Our study also confirmed our second hypothesis regarding reduced adhesion formation to the stem cell-coated mesh after implantation. The reduced formation of adhesions is indicative of less inflammation induced by the prosthetic possibly due to the presence of its own cells on the coated prosthetic that minimize the foreign body reaction. This finding may have important implications for hernia repair. If the presence of own stem cells on the prosthetic minimizes adhesion formation then this may decrease bowel obstruction and fistulization. Furthermore, the decreased foreign body reaction also may prevent the excessive fibrosis that leads to a change in abdominal wall compliance and sense of stiffness and discomfort for the patient and is more pronounced after the implantation of heavier weight and smaller pore size prosthetic [13].

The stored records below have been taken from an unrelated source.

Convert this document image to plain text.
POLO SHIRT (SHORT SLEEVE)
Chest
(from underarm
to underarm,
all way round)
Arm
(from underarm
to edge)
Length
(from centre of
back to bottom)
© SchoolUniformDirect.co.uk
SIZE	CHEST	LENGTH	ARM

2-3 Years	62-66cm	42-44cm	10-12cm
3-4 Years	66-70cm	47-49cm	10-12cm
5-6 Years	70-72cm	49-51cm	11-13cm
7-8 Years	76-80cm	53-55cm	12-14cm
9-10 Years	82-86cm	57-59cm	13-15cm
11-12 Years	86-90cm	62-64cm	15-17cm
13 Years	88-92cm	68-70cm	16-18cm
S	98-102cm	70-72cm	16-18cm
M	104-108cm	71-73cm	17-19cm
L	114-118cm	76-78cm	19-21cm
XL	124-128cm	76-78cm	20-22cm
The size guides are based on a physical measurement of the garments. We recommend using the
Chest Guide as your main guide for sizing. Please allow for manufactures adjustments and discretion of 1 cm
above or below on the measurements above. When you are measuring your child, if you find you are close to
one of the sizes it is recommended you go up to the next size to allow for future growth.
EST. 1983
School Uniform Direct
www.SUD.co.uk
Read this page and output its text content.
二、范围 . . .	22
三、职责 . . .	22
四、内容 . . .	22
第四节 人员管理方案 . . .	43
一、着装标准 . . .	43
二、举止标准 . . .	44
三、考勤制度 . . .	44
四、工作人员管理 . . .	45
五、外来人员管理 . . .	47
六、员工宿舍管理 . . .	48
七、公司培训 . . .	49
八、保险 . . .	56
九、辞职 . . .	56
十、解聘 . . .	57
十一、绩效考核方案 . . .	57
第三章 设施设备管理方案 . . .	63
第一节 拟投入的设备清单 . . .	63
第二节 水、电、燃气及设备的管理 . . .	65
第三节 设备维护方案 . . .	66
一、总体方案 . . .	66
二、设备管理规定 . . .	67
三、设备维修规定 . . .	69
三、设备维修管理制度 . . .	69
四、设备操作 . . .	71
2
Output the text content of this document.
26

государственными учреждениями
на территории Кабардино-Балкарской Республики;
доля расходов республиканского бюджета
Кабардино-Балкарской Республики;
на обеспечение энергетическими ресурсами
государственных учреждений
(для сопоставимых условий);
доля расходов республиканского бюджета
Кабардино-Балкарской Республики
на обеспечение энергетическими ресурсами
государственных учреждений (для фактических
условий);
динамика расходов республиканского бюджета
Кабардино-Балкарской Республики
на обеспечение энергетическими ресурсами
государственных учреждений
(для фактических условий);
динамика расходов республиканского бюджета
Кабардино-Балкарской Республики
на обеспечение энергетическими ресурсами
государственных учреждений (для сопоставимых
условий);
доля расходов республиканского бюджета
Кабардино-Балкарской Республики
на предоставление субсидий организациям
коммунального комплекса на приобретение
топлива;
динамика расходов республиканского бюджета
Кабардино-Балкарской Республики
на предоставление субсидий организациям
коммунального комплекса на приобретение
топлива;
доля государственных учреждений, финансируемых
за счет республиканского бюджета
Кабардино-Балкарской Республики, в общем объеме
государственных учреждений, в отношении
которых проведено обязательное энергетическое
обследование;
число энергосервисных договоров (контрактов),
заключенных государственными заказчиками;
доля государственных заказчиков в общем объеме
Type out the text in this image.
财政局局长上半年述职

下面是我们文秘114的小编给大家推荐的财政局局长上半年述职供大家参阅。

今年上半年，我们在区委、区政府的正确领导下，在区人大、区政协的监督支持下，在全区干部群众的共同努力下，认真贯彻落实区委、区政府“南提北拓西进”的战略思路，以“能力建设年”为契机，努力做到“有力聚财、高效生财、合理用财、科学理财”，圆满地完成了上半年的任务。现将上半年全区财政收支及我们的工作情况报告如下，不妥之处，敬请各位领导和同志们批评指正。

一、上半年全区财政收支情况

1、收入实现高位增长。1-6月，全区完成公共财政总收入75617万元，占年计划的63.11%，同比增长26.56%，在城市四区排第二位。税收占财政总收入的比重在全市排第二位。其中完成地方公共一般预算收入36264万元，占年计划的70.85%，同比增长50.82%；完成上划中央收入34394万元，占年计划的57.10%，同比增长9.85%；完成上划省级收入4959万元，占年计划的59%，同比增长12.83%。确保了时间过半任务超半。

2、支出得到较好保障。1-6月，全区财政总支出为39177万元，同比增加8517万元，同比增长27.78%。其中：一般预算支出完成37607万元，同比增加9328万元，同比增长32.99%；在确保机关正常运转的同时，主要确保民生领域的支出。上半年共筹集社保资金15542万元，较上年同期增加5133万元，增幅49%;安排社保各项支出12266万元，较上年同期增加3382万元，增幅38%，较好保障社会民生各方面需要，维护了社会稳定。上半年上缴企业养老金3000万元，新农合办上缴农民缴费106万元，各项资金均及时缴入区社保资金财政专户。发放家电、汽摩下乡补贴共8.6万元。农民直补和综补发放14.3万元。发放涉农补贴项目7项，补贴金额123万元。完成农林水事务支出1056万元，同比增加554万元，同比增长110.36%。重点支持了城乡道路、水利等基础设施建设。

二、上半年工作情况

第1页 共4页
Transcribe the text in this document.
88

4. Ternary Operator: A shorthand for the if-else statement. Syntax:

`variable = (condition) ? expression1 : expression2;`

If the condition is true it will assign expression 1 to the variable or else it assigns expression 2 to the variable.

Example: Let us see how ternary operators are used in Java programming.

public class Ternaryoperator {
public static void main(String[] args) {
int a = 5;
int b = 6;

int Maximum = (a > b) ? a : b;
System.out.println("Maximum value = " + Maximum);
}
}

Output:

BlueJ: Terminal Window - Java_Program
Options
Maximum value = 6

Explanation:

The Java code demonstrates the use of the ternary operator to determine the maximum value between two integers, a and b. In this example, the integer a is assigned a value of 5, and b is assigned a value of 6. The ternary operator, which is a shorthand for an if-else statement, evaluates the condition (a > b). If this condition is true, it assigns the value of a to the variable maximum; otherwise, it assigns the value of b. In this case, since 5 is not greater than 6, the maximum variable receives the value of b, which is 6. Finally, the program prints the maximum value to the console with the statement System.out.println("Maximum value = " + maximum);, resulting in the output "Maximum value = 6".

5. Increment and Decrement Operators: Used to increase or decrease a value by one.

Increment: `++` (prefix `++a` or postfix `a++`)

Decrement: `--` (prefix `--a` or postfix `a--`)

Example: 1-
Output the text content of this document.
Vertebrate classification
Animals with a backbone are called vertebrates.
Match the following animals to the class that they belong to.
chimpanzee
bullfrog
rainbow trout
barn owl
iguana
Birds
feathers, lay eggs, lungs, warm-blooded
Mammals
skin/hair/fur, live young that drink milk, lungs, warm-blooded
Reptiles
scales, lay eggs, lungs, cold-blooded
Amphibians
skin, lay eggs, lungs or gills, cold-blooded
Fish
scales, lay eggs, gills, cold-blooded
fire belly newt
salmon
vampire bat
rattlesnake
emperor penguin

Our findings are promising; however, further study is needed to better understand the factors that augment or inhibit stem cell growth on prosthetics and if this differentiation can be induced or driven by soluble growth factors or tissue engineered biologic scaffolds. A better understanding may make it possible to grow stem cells on other commonly used prosthetics or may lead to the development of new prosthetics that offer an ideal scaffold for the growth of stem cells. The structural changes of the stem cell-coated prosthetic over time and its incorporation into the host tissues, including tensile strength and compliance testing, needs further study. Ultimately, this concept needs to be evaluated in the human as current studies have shown that mesenchymal stem cells are able to provide a patient with an autologous source of multipotent cells.

Conclusions

Mesenchymal stem cells can successfully incorporate onto Vicryl® prosthetic and reduce the quantity of intraabdominal adhesions in a rat model. Mesenchymal stem cells may diminish the foreign body response to hernia prosthetics and provide enhanced biocompatibility with improved patient quality of life. Further study is needed and is currently underway in our laboratory.